No es fácil encontrar en el cine de los últimos años películas que afronten específicamente el trabajo de las ONG. De hecho, quizá el único título más o menos reciente que las trata de lleno sea La Ciudad de la Alegría, de Roland Joffé, basada en la obra de Dominique Lapierre. Lo normal es que aparezca de vez en cuando algún personaje secundario vinculado a una organización de ese estilo en films de contenido social -por ejemplo, Lamérica, de Gianni Amelio, o Pena de muerte, de Tim Robbins-, o sobre temas ecológicos -como Búho Gris, de Richard Attenborough-, o centrados en algún conflicto armado reciente, como Grita libertad, también de Attenborough, u Hombres armados, de John Sayles.
Sorprende esta escasez de películas, sobre todo teniendo en cuenta el actual auge del cine social en todo el mundo. Una explicación podría ser que la mayoría de los directores que hacen ese cine social han sido formados en el marxismo y, a pesar del evidente proceso de desideologización que han asumido tras la caída del comunismo en el Este de Europa, siguen teniendo recelo hacia la iniciativa social organizada, impulsada a menudo por instituciones religiosas de todo tipo o civiles no necesariamente de izquierdas. Por eso, sus películas insisten más en la mejora de las instituciones públicas o, como mucho, en la iniciativa social personal o familiar.

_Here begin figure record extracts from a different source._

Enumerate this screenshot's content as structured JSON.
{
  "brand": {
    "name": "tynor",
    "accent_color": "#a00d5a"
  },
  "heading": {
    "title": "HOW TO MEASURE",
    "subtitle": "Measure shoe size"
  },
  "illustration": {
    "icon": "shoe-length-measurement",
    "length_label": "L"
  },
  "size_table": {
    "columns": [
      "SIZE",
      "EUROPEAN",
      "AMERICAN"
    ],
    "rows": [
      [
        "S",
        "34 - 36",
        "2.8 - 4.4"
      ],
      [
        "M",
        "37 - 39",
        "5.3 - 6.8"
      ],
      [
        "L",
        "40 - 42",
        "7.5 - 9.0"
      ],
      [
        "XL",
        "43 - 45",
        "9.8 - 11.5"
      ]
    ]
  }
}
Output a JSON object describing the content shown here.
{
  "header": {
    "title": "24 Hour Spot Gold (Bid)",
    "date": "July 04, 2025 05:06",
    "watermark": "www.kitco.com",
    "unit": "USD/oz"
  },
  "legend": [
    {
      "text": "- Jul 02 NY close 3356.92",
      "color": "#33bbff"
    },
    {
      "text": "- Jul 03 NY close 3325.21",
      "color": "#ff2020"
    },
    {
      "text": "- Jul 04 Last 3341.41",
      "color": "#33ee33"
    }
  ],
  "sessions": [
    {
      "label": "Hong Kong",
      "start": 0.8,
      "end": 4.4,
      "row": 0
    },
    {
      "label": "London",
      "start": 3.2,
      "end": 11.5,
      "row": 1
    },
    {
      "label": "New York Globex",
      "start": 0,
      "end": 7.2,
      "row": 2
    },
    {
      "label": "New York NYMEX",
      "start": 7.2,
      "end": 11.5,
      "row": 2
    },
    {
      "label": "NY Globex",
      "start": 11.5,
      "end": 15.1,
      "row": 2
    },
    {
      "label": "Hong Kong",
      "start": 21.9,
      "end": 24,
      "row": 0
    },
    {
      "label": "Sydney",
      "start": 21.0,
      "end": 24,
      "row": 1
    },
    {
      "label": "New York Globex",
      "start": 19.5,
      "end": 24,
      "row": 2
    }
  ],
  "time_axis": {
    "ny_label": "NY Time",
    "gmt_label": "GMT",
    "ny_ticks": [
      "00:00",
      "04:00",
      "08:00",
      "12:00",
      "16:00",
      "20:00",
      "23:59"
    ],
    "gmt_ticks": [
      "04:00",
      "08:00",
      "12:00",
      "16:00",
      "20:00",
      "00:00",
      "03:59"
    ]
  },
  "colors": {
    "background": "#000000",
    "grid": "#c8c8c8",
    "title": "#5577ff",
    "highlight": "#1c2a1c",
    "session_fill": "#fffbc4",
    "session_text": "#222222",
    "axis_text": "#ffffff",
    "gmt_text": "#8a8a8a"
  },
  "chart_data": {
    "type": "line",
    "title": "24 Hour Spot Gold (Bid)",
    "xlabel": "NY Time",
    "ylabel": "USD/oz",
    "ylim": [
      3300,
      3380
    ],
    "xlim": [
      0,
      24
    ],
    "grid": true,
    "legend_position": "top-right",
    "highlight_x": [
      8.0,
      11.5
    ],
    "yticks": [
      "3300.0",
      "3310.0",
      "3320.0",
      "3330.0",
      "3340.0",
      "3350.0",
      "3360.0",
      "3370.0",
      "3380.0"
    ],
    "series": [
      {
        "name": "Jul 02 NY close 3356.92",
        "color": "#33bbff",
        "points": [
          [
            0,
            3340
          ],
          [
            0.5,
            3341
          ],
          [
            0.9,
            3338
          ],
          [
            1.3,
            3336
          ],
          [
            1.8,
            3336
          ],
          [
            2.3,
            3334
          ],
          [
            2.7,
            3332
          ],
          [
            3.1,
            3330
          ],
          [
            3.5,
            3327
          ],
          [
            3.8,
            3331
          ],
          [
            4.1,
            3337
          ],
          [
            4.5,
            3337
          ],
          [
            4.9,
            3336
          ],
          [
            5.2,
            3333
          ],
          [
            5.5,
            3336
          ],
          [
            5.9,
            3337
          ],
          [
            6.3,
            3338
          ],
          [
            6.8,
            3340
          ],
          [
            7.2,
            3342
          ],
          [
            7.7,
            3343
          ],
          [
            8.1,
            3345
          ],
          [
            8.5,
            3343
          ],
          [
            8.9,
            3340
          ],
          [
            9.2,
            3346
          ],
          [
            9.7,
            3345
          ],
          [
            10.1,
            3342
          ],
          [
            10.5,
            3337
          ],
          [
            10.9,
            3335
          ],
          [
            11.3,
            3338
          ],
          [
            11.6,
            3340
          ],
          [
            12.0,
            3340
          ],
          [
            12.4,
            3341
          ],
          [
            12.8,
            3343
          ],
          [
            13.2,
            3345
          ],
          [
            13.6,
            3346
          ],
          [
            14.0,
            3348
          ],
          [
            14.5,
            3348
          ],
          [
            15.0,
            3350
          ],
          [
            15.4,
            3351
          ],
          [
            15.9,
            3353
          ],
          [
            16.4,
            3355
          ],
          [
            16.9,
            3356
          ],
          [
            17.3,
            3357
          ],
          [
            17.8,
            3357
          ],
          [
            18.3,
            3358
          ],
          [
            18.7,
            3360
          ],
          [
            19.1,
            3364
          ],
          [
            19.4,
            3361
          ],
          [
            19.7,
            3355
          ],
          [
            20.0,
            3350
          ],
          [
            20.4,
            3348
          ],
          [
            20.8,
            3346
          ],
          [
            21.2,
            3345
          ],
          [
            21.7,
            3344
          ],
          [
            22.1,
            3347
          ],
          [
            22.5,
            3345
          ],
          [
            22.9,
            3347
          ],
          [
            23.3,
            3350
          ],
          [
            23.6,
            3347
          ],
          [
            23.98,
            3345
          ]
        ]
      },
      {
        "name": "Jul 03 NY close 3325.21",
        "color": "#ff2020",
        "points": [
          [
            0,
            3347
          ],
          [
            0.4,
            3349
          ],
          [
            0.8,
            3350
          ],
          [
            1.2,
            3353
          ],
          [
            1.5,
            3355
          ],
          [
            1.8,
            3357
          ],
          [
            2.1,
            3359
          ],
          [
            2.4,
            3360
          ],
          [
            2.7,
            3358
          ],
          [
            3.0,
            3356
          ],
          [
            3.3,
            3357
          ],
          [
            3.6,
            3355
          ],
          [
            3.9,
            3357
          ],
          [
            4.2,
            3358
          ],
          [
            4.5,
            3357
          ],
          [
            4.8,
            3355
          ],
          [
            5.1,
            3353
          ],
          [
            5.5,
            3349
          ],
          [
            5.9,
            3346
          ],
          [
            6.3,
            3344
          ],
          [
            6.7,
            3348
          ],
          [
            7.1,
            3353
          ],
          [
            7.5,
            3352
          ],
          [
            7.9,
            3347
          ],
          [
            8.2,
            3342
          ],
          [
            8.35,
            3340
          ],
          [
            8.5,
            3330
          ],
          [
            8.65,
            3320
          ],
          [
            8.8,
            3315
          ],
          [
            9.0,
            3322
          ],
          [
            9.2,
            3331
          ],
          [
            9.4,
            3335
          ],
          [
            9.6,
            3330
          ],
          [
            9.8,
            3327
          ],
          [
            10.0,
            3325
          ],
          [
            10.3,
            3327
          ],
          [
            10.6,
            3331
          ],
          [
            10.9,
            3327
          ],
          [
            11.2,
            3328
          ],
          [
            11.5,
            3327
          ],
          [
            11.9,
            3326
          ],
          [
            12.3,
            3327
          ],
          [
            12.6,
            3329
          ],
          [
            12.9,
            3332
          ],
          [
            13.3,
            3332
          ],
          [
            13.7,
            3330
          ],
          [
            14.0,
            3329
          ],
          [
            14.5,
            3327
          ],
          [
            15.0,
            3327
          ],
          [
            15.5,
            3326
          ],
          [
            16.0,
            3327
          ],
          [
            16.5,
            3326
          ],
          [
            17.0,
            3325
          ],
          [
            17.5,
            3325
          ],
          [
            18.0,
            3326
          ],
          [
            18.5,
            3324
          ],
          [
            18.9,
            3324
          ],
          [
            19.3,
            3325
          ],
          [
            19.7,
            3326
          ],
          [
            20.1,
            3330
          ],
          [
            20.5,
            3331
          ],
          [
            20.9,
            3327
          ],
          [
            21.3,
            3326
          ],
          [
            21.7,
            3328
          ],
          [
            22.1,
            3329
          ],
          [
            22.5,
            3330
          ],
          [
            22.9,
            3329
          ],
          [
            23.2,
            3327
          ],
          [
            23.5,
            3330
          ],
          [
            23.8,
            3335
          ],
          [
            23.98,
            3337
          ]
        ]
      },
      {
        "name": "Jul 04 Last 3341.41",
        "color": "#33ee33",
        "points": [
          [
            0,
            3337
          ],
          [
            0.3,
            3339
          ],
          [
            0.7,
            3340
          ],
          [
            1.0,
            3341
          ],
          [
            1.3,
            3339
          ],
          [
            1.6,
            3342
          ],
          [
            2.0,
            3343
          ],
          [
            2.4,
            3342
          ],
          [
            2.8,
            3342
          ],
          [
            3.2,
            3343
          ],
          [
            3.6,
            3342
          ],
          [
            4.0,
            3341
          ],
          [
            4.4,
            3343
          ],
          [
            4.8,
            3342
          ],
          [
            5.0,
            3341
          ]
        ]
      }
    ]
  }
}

Un ejemplo especialmente claro de lo dicho es Hoy empieza todo, la última película de Bertrand Tavernier (La vida y nada más, Daddy Nostalgie, Ley 627, La carnaza, Capitán Conan), al que pude entrevistar durante el último Festival de San Sebastián, donde presidió el Jurado Oficial. Tras afrontar los géneros más variados, el veterano crítico, ensayista y cineasta francés sienta cátedra en ese renovado cine social con esta pequeña obra maestra, galardonada en el Festival de Berlín 1999 con el Premio de la Crítica y una Mención de Honor del Jurado, y en San Sebastián con el Premio del Público.
Un profesor contra el sistema
Tavernier retrata en ella el heroico día a día de Daniel (Philippe Torreton), de 40 años, profesor y director de una escuela infantil en un pueblo francés. Frente a la desidia de las autoridades académicas y políticas -de variados pelajes ideológicos-, Daniel lucha a brazo partido por mejorar el nivel de la enseñanza y por involucrar en ella a los padres de los niños, muchos de los cuales sufren todo tipo de lacras sociales.
Con gran agilidad narrativa, una incisiva capacidad de instrospección y hasta sugestivos contrapuntos poéticos, el guión repasa muchos de los problemas a los que se enfrenta hoy día la sociedad francesa y, por extensión, todas las sociedades occidentales: insolidaridad, desempleo, bolsas de pobreza en medio de la opulencia, drogas, alcoholismo, rupturas familiares. Y, frente a este panorama aparentemente desolador, Tavernier sortea el pesimismo insistiendo en la radical capacidad de transformación que sigue teniendo la iniciativa personal, familiar y social.
Así, Tavernier transforma su película en un sugestivo programa de acción social. En este sentido, destaca sobre todo su constatación del descrédito y la inoperancia de muchos partidos políticos y sindicatos en el mundo occidental, causa directa de la crisis de las instituciones sociales públicas e indirecta quizá del auge de las ONG.
Radiografía social
Coherente con esa visión, la película indaga también en las potencialidades de la propia familia como agente social, sobre todo en su apoyo a los educadores. Cuando le pregunté por el papel que asignaba a la familia en la renovación social, me contestó: «Mi película plantea la necesidad de rehacer el núcleo familiar, porque las familias sufren muchísimo con el desempleo y con otros muchos factores desestabilizadores. Por eso muestro cómo el trabajo del profesor en el colegio queda muchas veces difuminado cuando sus alumnos llegan a casa y nadie vigila lo que leen, lo que comen, nadie les ayuda a hacer los deberes escolares… Desgraciadamente, en muchos casos se estropea en las familias lo que ha logrado el profesor».
Tavernier da vida a toda esta rica proposición a través de una agitada puesta en escena realista, cuyo despliegue de autenticidad e inmediatez se basa -como él mismo me señalaba- en «una construcción dramática muy abierta, que incluso se ha ido modificando mucho durante el rodaje y el montaje». Esto explica también la vibración emotiva que alcanzan las interpretaciones, tanto de los numerosos actores ocasionales como de los actores profesionales, sobre todo Philippe Torreton.
Desde luego, tras ver Hoy empieza todo, queda claro que -como afirmaba Win Wenders- «el cine puede cambiar nuestra mirada sobre el mundo para así intentar transformarlo».